Ghostship Derelict by David Hensley & J. R. Handley

Ghostship Derelict by David Hensley & J. R. Handley

Author:David Hensley & J. R. Handley [Hensley, David & Handley, J. R.]
Language: eng
Format: epub
Publisher: Three Ravens Publishing
Published: 2024-07-12T00:00:00+00:00


Master Gunnery Sergeant Laurence Fillipos

4th Platoon, Pike Company, 1215th Legion

DFMS Lumo, Deck-3, designated Cargo-2

30 June 4776 DFC

They cut open the hatch for the forward ladderwell and descended to Cargo Two. Technically, it was Lumo’s third deck, but neither shipbuilders, the navy, nor the merchant fleet counted the same way as the legion. They insisted that every ship have a primary deck and that deck was Deck-0. So, he was on Lumo’s second deck, Cargo Two, and working on clearing the ship’s secondary computer compartment. That was what the schematics called it. It was not what he found when they opened the hatch.

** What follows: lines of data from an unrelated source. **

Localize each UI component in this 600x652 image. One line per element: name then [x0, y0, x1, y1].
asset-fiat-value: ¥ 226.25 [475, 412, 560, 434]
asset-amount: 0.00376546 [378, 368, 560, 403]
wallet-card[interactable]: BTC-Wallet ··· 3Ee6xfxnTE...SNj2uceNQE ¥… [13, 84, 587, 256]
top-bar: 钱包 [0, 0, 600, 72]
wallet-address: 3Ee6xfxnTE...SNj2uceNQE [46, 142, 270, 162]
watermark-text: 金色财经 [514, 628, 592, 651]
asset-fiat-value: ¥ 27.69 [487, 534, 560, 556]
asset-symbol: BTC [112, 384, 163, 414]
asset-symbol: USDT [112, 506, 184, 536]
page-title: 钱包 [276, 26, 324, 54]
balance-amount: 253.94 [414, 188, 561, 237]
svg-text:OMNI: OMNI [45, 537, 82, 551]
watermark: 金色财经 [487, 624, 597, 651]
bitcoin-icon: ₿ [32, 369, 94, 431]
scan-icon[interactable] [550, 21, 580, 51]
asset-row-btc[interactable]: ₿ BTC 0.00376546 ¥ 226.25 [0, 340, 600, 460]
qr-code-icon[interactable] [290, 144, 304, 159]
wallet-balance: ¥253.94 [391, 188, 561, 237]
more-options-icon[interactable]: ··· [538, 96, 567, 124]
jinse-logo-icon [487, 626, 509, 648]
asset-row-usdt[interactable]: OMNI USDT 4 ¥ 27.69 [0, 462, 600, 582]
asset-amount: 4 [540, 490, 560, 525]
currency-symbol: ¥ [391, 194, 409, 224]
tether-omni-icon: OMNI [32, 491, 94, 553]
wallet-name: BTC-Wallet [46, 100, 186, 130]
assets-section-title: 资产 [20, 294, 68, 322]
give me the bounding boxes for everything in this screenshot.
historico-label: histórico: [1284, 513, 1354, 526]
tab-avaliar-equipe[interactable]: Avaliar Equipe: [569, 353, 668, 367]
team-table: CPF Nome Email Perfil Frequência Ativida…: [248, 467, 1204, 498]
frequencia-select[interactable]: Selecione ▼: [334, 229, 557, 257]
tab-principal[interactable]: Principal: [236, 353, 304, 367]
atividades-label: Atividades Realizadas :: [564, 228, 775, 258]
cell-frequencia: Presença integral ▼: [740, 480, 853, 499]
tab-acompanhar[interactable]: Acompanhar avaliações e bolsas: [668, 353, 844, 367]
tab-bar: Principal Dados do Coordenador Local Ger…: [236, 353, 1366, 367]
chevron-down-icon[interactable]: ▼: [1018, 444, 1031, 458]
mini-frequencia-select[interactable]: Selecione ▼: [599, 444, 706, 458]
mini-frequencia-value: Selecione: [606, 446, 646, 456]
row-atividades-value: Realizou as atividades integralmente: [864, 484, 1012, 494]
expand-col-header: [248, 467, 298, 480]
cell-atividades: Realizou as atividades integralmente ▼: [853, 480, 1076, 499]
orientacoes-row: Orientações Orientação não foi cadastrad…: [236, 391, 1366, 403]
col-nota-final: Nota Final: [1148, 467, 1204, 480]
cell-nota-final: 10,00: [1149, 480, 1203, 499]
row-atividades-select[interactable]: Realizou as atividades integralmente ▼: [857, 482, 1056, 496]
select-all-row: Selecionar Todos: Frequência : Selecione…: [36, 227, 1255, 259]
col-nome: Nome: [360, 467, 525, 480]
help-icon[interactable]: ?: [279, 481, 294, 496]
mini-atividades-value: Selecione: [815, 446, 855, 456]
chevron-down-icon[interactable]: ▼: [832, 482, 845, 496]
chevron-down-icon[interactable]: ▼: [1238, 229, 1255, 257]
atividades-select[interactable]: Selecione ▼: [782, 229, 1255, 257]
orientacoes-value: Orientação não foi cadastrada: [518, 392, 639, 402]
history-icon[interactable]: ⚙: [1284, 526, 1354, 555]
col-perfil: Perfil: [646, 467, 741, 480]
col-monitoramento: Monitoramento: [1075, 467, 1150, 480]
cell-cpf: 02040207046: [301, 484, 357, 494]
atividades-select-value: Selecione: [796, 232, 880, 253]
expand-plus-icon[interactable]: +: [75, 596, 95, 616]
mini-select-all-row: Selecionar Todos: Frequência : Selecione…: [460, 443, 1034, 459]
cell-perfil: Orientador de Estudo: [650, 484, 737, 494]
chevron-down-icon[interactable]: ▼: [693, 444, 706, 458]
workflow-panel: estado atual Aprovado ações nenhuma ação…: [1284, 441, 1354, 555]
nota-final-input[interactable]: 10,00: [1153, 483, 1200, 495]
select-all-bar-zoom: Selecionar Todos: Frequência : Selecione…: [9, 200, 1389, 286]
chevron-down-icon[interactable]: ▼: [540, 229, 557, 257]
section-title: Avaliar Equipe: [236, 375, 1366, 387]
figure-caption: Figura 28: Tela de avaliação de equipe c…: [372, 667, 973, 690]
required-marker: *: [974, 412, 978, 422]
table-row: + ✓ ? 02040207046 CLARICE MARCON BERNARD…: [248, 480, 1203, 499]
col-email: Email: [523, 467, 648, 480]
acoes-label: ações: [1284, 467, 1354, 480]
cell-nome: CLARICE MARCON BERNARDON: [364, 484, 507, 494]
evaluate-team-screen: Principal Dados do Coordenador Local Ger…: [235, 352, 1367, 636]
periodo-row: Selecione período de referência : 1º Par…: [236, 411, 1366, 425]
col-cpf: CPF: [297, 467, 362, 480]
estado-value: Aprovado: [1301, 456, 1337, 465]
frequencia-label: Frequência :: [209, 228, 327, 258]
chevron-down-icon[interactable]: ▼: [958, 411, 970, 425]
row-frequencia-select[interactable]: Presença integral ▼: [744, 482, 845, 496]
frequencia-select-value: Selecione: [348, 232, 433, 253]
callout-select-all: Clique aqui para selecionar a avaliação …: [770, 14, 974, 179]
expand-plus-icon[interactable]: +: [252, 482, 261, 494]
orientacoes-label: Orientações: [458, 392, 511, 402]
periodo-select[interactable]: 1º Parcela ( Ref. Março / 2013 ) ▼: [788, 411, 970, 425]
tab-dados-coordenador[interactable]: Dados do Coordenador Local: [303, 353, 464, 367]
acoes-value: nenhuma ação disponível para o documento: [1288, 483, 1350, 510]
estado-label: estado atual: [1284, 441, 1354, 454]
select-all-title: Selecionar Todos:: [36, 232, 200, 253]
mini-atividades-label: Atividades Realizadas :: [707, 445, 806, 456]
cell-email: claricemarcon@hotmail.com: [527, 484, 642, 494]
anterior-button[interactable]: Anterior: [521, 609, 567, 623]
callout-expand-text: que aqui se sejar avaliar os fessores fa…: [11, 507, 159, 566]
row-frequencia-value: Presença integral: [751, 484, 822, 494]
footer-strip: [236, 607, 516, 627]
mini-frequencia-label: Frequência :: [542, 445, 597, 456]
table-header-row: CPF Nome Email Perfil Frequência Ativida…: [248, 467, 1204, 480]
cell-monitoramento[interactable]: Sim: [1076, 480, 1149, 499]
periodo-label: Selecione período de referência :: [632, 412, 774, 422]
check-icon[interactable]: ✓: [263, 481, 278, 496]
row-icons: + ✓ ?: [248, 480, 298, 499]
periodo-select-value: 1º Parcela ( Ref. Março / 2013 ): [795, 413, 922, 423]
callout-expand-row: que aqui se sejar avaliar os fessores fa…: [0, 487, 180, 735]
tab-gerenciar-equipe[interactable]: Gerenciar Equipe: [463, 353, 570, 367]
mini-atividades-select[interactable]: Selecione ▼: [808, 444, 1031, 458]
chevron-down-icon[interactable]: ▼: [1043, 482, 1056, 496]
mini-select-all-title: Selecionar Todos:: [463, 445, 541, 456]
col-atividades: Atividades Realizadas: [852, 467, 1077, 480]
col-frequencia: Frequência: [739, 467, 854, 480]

Instead of the angled steel racks that should have contained a dozen computers each, they found row after row of synthsteel framed shelves. They were filled deck to overhead with shiny weapons shipping crates. Walking over to the nearest one, he broke the lock—a simple one meant to keep honest people honest—and popped the top. Inside were eight T-37 railgun carbines. He lifted one of the weapons from the crate and inspected it from muzzle to butt plate before performing a quick function check. It was in pristine working condition, still covered in preservative coating with the dust cover over the magazine well.

“They’re brand-new.”

It wasn’t uncommon to find black-market military weaponry. They were generally old, broken-down relics, hard used, and poorly cared for. Civilian models, however, were different. They were dumb weapons without all the bells and whistles that the military loved. The civilian models also lacked battle armor interfaces. They simply went bang, most of the time, and clicked other times. Or vice versa, depending on the quality of the build.

“Waithe?”

“What’s up, Master Guns.”

“I think it’s time we took a look at what’s on those data sticks Kadiev recovered.”

“You sure?” Waithe asked. Fillipos watched her moving through the rows of weapons crates to his position. “If they hold anything useful, and the Purser or whoever it was that put the data on them was even a little bit paranoid when we put it in the armor readers, they’ll just get wiped slick. If we’re lucky, that’s all that’ll happen.”

“I’m sure. Run those things back up to Peterson. If anyone can crack those without wiping them outside a Navint lab, it’s him.”

“Roger.” Waithe slipped past Master Gunnery Sergeant Fillipos and out the hatch.

He switched up to the channel he shared with the XO. “LT, we’ve got something here.”

“So do we.” Her voice was nearly unreadable through the howling hiss and crackle of the jammed comms, even with the string of relay drones connecting them. “No longer a rescue op. Get Cargo Two cleared. We’ll link up in engineering and proceed together to clear the rest of Lumo.”

“Roger.” He put the carbine back into its crate and shut the lid. “Why the change.”

“Data package coming your way.”

Fillipos sorted through the images coming in from Lieutenant Beilfus. “You know,” he paused and zoomed in on the various containers, “this looks a lot like the inside of a back-alley augment shop. Provided the staff were all under a meter in height.